Min. / max. Laufzeit 0 - 36 Monate
Verfügbarkeit von 06.07.2020 - 01.01.2025

Digital Innovation Hubs unterstützen mit ihrer Expertise und Infrastruktur österreichische KMU bei der Digitalisierung. Sie bieten ein breites Angebot an Leistungen in den Modulen Information, Weiterbildung und Digitale Innovation zum Nutzen der Zielgruppe.
Die 1. Ausschreibung des Programms fand 2018/2019 statt und wurde durch das Bundesministerium für Digitalisierung und Wirtschaftsstandort finanziert. Drei Digital Innovation Hubs wurden im Rahmen eines Bewertungsverfahrens mit Hearings vom unabhängigen Bewertungsgremium zur Förderung empfohlen und haben 2019/2020 den Betrieb aufgenommen:

 

Digital Makers Hub [digitalmakershub.at]

  • Themen: Digital Culture, Co-Ideation und Co-Creation
  • Beteiligte Organisationen: Fachhochschule St. Pölten, Tabakfabrik Linz, In2Make Industry meets Makers, Zukunftsakademie Mostviertel

 

DIH-OST [dih-ost.at]

  • Themen: 3D-Druck, Blockchain, IT Security, Internet of Things, Sensorik und Konnektivität
  • Beteiligte Organisationen:  ecoplus. Niederösterreichs Wirtschaftsagentur, Fachhochschule St. Pölten, Forschung Burgenland, FOTEC Forschungs- und Technologietransfer, IMC Fachhochschule Krems, Austrian Blockchain Center

 

DIH-WEST [dih-west.at]

  • Themen: Digitale Transformation und Innovation, Industrie 4.0, eServices, Artifical Intelligence, Security
  • Beteiligte Organisationen: Universität Innsbruck - Institut für Informatik, Universität Innsbruck - Projektservice, Fachhochschule Salzburg, Fachhochschule Kufstein, Tirol Bildungs, Wirtschafts-Standort Vorarlberg Betriebsansiedlungs, Fachhochschule Vorarlberg, Innovations- und Technologietransfer Salzburg, MCI Management Center Innsbruck, Tiroler Zukunftsstiftung, UMIT – Private Universität für Gesundheitswissenschaften, Medizinische Informatik und Technik, Fraunhofer Austria Research, Industriellenvereinigung Tirol, Paris Lodron Universität Salzburg- FB Computerwissenschaften, Universität Innsbruck - Koordinationsstelle für universitäre Weiterbildung, Universität Innsbruck - Institut für Strategisches Management, Marketing und Tourismus, Wirtschaftskammer Tirol

 

Die 2. Ausschreibung des Programms wird finanziert durch Zuwendungen der Nationalstiftung für Forschung, Technologie und Entwicklung und unterstützt vom Bundesministerium für Digitalisierung und Wirtschaftsstandort und fand 2020 statt.

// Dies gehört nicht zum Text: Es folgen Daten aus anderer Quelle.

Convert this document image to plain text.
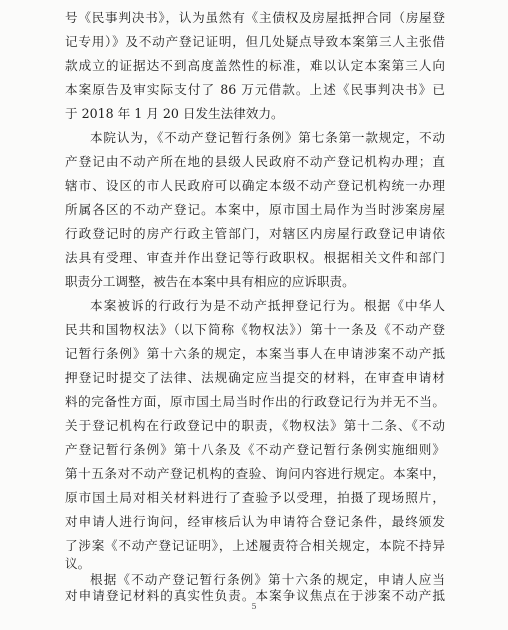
号《民事判决书》，认为虽然有《主债权及房屋抵押合同（房屋登
记专用）》及不动产登记证明，但几处疑点导致本案第三人主张借
款成立的证据达不到高度盖然性的标准，难以认定本案第三人向
本案原告及审实际支付了 86 万元借款。上述《民事判决书》已
于 2018 年 1 月 20 日发生法律效力。
本院认为，《不动产登记暂行条例》第七条第一款规定，不动
产登记由不动产所在地的县级人民政府不动产登记机构办理；直
辖市、设区的市人民政府可以确定本级不动产登记机构统一办理
所属各区的不动产登记。本案中，原市国土局作为当时涉案房屋
行政登记时的房产行政主管部门，对辖区内房屋行政登记申请依
法具有受理、审查并作出登记等行政职权。根据相关文件和部门
职责分工调整，被告在本案中具有相应的应诉职责。
本案被诉的行政行为是不动产抵押登记行为。根据《中华人
民共和国物权法》（以下简称《物权法》）第十一条及《不动产登
记暂行条例》第十六条的规定，本案当事人在申请涉案不动产抵
押登记时提交了法律、法规确定应当提交的材料，在审查申请材
料的完备性方面，原市国土局当时作出的行政登记行为并无不当。
关于登记机构在行政登记中的职责，《物权法》第十二条、《不动
产登记暂行条例》第十八条及《不动产登记暂行条例实施细则》
第十五条对不动产登记机构的查验、询问内容进行规定。本案中，
原市国土局对相关材料进行了查验予以受理，拍摄了现场照片，
对申请人进行询问，经审核后认为申请符合登记条件，最终颁发
了涉案《不动产登记证明》，上述履责符合相关规定，本院不持异
议。
根据《不动产登记暂行条例》第十六条的规定，申请人应当
对申请登记材料的真实性负责。本案争议焦点在于涉案不动产抵
5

Voraussichtlich gegen Jahresende 2021 wird eine weitere Ausschreibung zur Ausweitung bestehender Hubs starten. Diese Ausschreibung wird ebenfalls aus Mitteln der Nationalstiftung für Forschung, Technologie und Entwicklung dotiert werden.

 

innov:ATE [dih-innovate.at]

  • Themen: Robotics, Automation, AI, Smart Industry & Infrastructure (Cybersecurity, Blockchain), Big Data, Forecasts & Simulation mit speziellem Fokus auf die Land-, Holz-, Forst- und Energiewirtschaft
  • Beteiligte Organisationen: Wood K Plus, FH Salzburg, Möbel- und Holzbau Cluster, Universität für Bodenkultur (BOKU), Institut für Landtechnik, Josephinum Research, Montanuniversität Lehrstuhl für Energieverbundtechnik, Alpen-Adria-Universität Klagenfurt, Institut für Höhere Studien (IHS), Know-Center, THI TECHHOUSE, Blue Minds Solution

 

DIH SÜD [dih-sued.at]

  • Themen: Produktions- & Fertigungstechnologien, Sicherheit, Data Science Wissen aus Daten, Digitale Geschäftsmodelle & -prozesse, Logistik sowie das Querschnittsthema Humanressourcen & Nachwuchs
  • Beteiligte Organisationen: JOANNEUM RESEARCH, Technische Universität Graz, FH JOANNEUM, FH Kärnten, Alpen-Adria Universität Klagenfurt

 

DIH Arbeitswelt KMU [dih.work]

  • Themen: Digitale Transformation und Innovation, Industrie 4.0, eServices, Artifical Intelligence, Security
  • Beteiligte Organisationen: Johannes Kepler Universität Linz, Institut für Berufs- und Erwachsenenbildungsforschung, Fachhochschule Oberösterreich Campus Hagenberg, Kunstuniversität (Linz Creative Robotics), FH St. Pölten

 

Digital Innovation Hubs verpflichten sich, ein Bündel von Leistungen in den Modulen Information, Weiterbildung und Digitale Innovation zum Nutzen der Zielgruppe KMU zu erbringen.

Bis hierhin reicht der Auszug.